Inside Air Pros’ bankruptcy filing
The company on Sunday filed for Chapter 11 bankruptcy protection in Georgia, as part of a year-long restructuring effort

Image: Air Pros
HVAC platform Air Pros on Sunday filed for Chapter 11 bankruptcy protection in the Northern District of Georgia, as part of a year-long restructuring effort, according to public court records.
Why it matters: The filing marks the first Chapter 11 bankruptcy for a large-scale, private equity-backed home services platform formed in recent years.
What’s happening: In conjunction with the filing, Air Pros on Monday announced that it’s selling all of its businesses via six separate purchase agreements.
- To support itself through the sales processes, it secured $20 million in financing from its current lender, $4 million of which will be made available immediately — the company faces a total debt burden exceeding $250 million.
- “After conducting an extensive review… the company determined that these transactions represent the best path forward and are in the best interests of all customers, employees, and other stakeholders,” said Andrew Hede, Air Pros’ Chief Restructuring Officer.
Of note: The company on Tuesday night filed a motion disclosing the “stalking horse bidders” — lead potential buyers — for each of the six purchase agreements, which total $156 million.
- Bidders include Any Hour Group, Columbia Home Services, and several entities with names similar to the locations they’ve bid on, suggesting possible involvement from existing leadership.
- Apex Service Partners appears as a “buyer” in the filing, though which specific purchase agreement it’s connected to remains unclear.
- Details (Page 12)
Zoom out: Founded in 2017 in Florida by Anthony Perera, Air Pros started as a single branch and expanded throughout the state by opening additional Air Pros locations and acquiring other Florida-based HVAC businesses.
- Over the following years, the company continued making acquisitions, including Doug’s Service Company, Hansen Super Techs, and Dream Team Heating & Air, establishing a presence in eight states nationwide.
- Today, Air Pros counts over 700 employees and 600 trucks across its portfolio of 11 brands plus the Air Pros locations.
- According to an investor document obtained by Homepros, the company was generating roughly $25 million of annualized EBITDA as of 2024 — though that estimate hasn’t been publicly confirmed.
Follow the money: After a 15-month acquisition streak, the company ran into several challenges. “Many of the operating practices of the legacy Air Pros business have not been applied to acquired business units,” writes Andrew Hede.
- “[E]ach business unit has an individualized operating model, which leads to lack of controls, different operating philosophies and margins, and a lack of economies of scale,” he adds. “Combined with other challenges, the businesses have underperformed.”
The company also took on a meaningful amount of debt. “[Air Pros’] level of indebtedness has made it more difficult to satisfy [its] obligations, resulting in defaults on, and acceleration of, such indebtedness,” Hede continues.
- “[D]edicating a substantial portion of its cash flows from operations to debt service obligations has reduced the availability of such cash flows… to fully integrate the acquired business units, fund capital expenditures… and to carry out other aspects of its business,” he says.
As the challenges mounted, Air Pros in July 2023 tapped investment bank Jefferies to initiate a sale process, though nothing materialized.
- In January 2024, a lender removed Perera as the holding company’s manager following “certain events of default.”
- Restructuring veteran Lawrence Hirsh stepped in as a replacement, followed by Hede as Chief Restructuring Officer in September 2024.
- Perera officially resigned in October, and after an internal evaluation determined that a break-up sale was the best path forward, the company re-engaged Jefferies to market the process.
“I was not involved in the board’s decision to seek this relief.
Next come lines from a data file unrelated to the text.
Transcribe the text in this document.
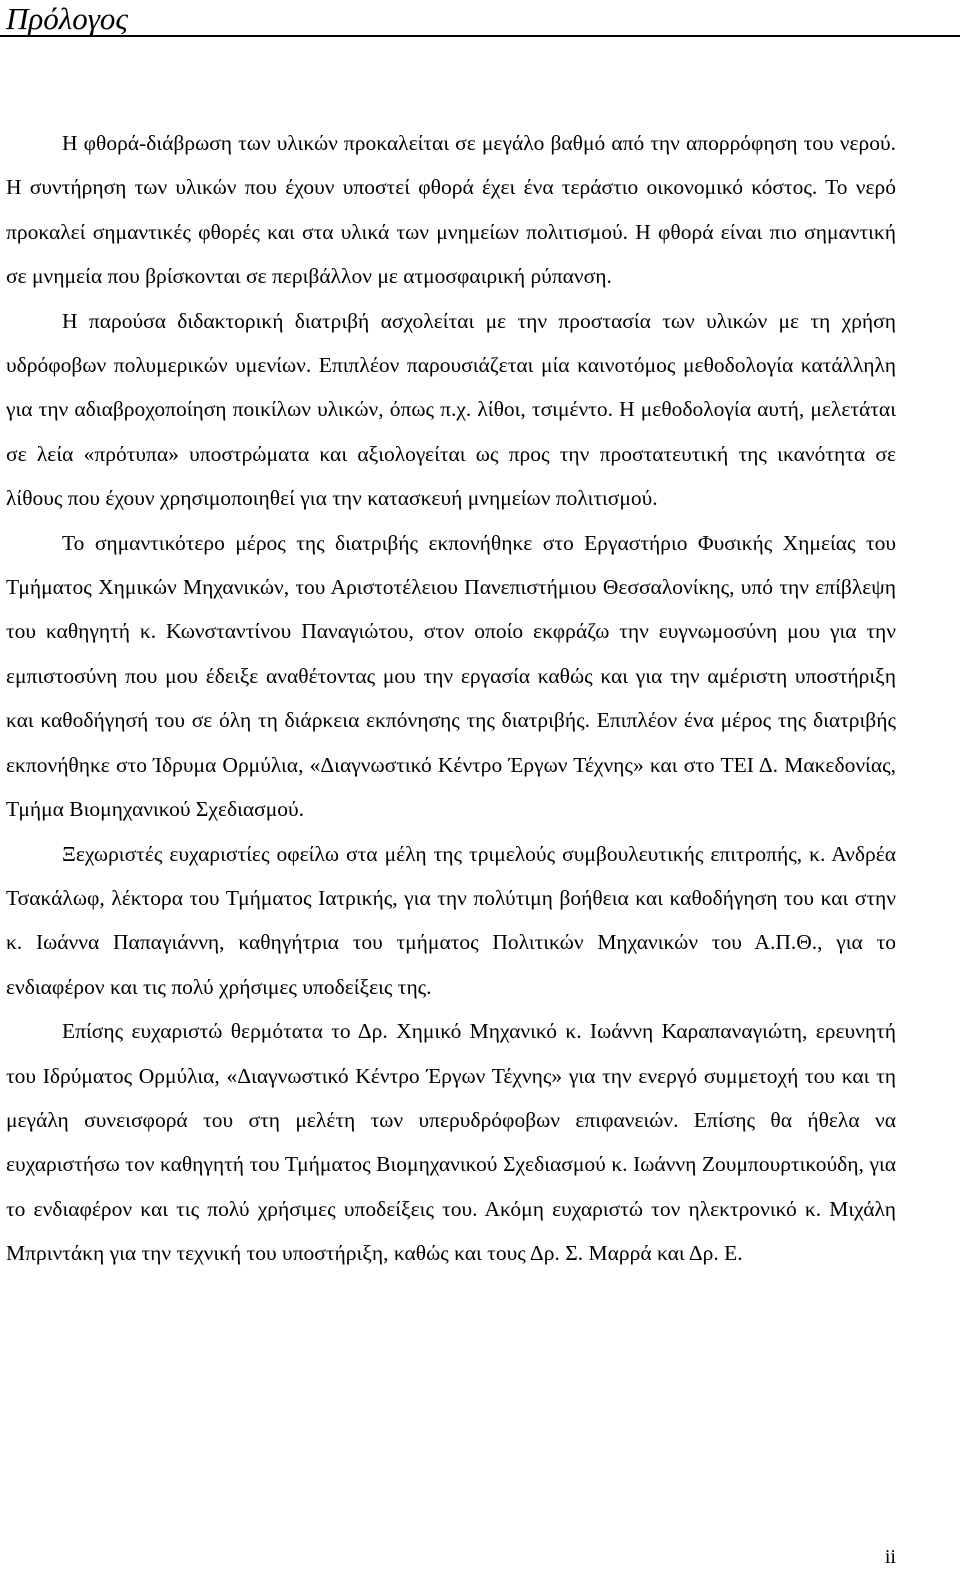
Πρόλογος

Η φθορά-διάβρωση των υλικών προκαλείται σε μεγάλο βαθμό από την απορρόφηση του νερού. Η συντήρηση των υλικών που έχουν υποστεί φθορά έχει ένα τεράστιο οικονομικό κόστος. Το νερό προκαλεί σημαντικές φθορές και στα υλικά των μνημείων πολιτισμού. Η φθορά είναι πιο σημαντική σε μνημεία που βρίσκονται σε περιβάλλον με ατμοσφαιρική ρύπανση.

Η παρούσα διδακτορική διατριβή ασχολείται με την προστασία των υλικών με τη χρήση υδρόφοβων πολυμερικών υμενίων. Επιπλέον παρουσιάζεται μία καινοτόμος μεθοδολογία κατάλληλη για την αδιαβροχοποίηση ποικίλων υλικών, όπως π.χ. λίθοι, τσιμέντο. Η μεθοδολογία αυτή, μελετάται σε λεία «πρότυπα» υποστρώματα και αξιολογείται ως προς την προστατευτική της ικανότητα σε λίθους που έχουν χρησιμοποιηθεί για την κατασκευή μνημείων πολιτισμού.

Το σημαντικότερο μέρος της διατριβής εκπονήθηκε στο Εργαστήριο Φυσικής Χημείας του Τμήματος Χημικών Μηχανικών, του Αριστοτέλειου Πανεπιστήμιου Θεσσαλονίκης, υπό την επίβλεψη του καθηγητή κ. Κωνσταντίνου Παναγιώτου, στον οποίο εκφράζω την ευγνωμοσύνη μου για την εμπιστοσύνη που μου έδειξε αναθέτοντας μου την εργασία καθώς και για την αμέριστη υποστήριξη και καθοδήγησή του σε όλη τη διάρκεια εκπόνησης της διατριβής. Επιπλέον ένα μέρος της διατριβής εκπονήθηκε στο Ίδρυμα Ορμύλια, «Διαγνωστικό Κέντρο Έργων Τέχνης» και στο ΤΕΙ Δ. Μακεδονίας, Τμήμα Βιομηχανικού Σχεδιασμού.

Ξεχωριστές ευχαριστίες οφείλω στα μέλη της τριμελούς συμβουλευτικής επιτροπής, κ. Ανδρέα Τσακάλωφ, λέκτορα του Τμήματος Ιατρικής, για την πολύτιμη βοήθεια και καθοδήγηση του και στην κ. Ιωάννα Παπαγιάννη, καθηγήτρια του τμήματος Πολιτικών Μηχανικών του Α.Π.Θ., για το ενδιαφέρον και τις πολύ χρήσιμες υποδείξεις της.

Επίσης ευχαριστώ θερμότατα το Δρ. Χημικό Μηχανικό κ. Ιωάννη Καραπαναγιώτη, ερευνητή του Ιδρύματος Ορμύλια, «Διαγνωστικό Κέντρο Έργων Τέχνης» για την ενεργό συμμετοχή του και τη μεγάλη συνεισφορά του στη μελέτη των υπερυδρόφοβων επιφανειών. Επίσης θα ήθελα να ευχαριστήσω τον καθηγητή του Τμήματος Βιομηχανικού Σχεδιασμού κ. Ιωάννη Ζουμπουρτικούδη, για το ενδιαφέρον και τις πολύ χρήσιμες υποδείξεις του. Ακόμη ευχαριστώ τον ηλεκτρονικό κ. Μιχάλη Μπριντάκη για την τεχνική του υποστήριξη, καθώς και τους Δρ. Σ. Μαρρά και Δρ. Ε.

ii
Personally, I’m disappointed as the company has a long track record of success, and each business line was profitable,” Perera wrote in an email forwarded to Homepros.
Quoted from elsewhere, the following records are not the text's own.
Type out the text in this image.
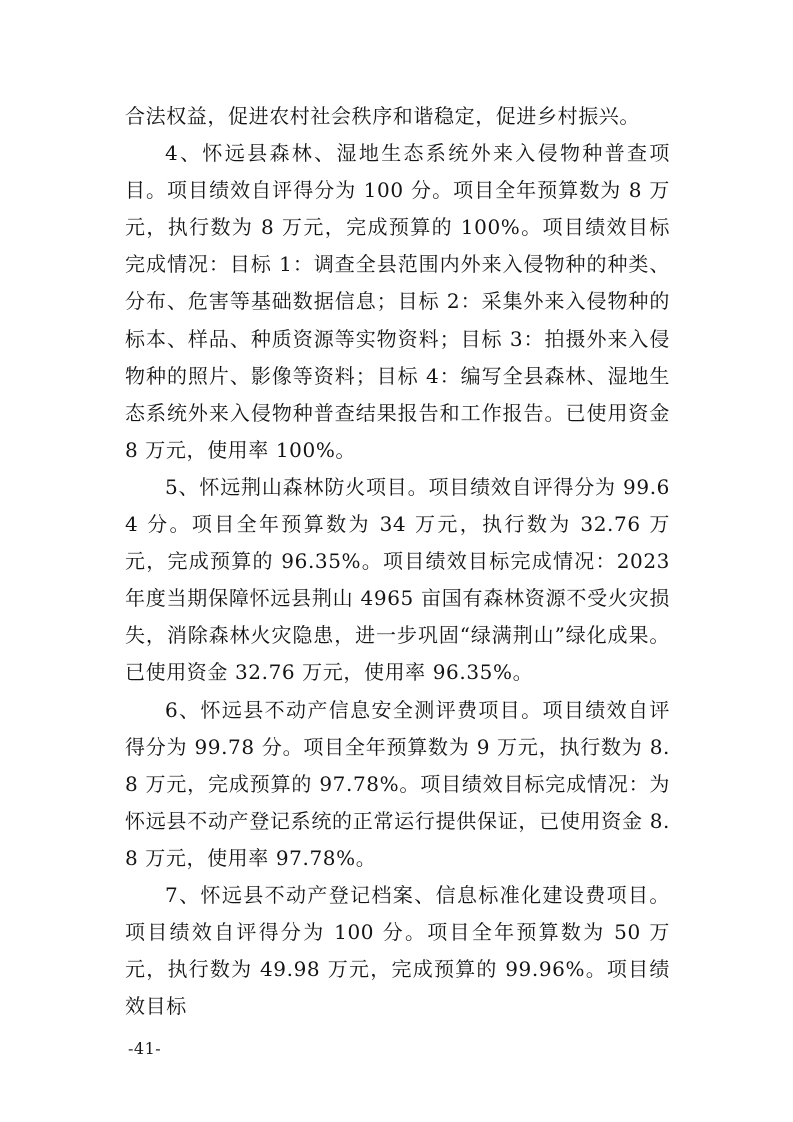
合法权益，促进农村社会秩序和谐稳定，促进乡村振兴。

4、怀远县森林、湿地生态系统外来入侵物种普查项目。项目绩效自评得分为 100 分。项目全年预算数为 8 万元，执行数为 8 万元，完成预算的 100%。项目绩效目标完成情况：目标 1：调查全县范围内外来入侵物种的种类、分布、危害等基础数据信息；目标 2：采集外来入侵物种的标本、样品、种质资源等实物资料；目标 3：拍摄外来入侵物种的照片、影像等资料；目标 4：编写全县森林、湿地生态系统外来入侵物种普查结果报告和工作报告。已使用资金 8 万元，使用率 100%。

5、怀远荆山森林防火项目。项目绩效自评得分为 99.64 分。项目全年预算数为 34 万元，执行数为 32.76 万元，完成预算的 96.35%。项目绩效目标完成情况：2023 年度当期保障怀远县荆山 4965 亩国有森林资源不受火灾损失，消除森林火灾隐患，进一步巩固“绿满荆山”绿化成果。已使用资金 32.76 万元，使用率 96.35%。

6、怀远县不动产信息安全测评费项目。项目绩效自评得分为 99.78 分。项目全年预算数为 9 万元，执行数为 8.8 万元，完成预算的 97.78%。项目绩效目标完成情况：为怀远县不动产登记系统的正常运行提供保证，已使用资金 8.8 万元，使用率 97.78%。

7、怀远县不动产登记档案、信息标准化建设费项目。项目绩效自评得分为 100 分。项目全年预算数为 50 万元，执行数为 49.98 万元，完成预算的 99.96%。项目绩效目标

-41-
What’s next: While the stalking horse bidders have set initial prices, “These proposed transactions are subject to higher or otherwise better bids, Bankruptcy Court approval, and other conditions,” the announcement notes.
- According to the filing, new bids are due on May 5, with a target closing date of June 16.
- In the meantime, all of its branches will remain operational.
- Representatives for Air Pros and Jefferies didn’t respond to requests for comment.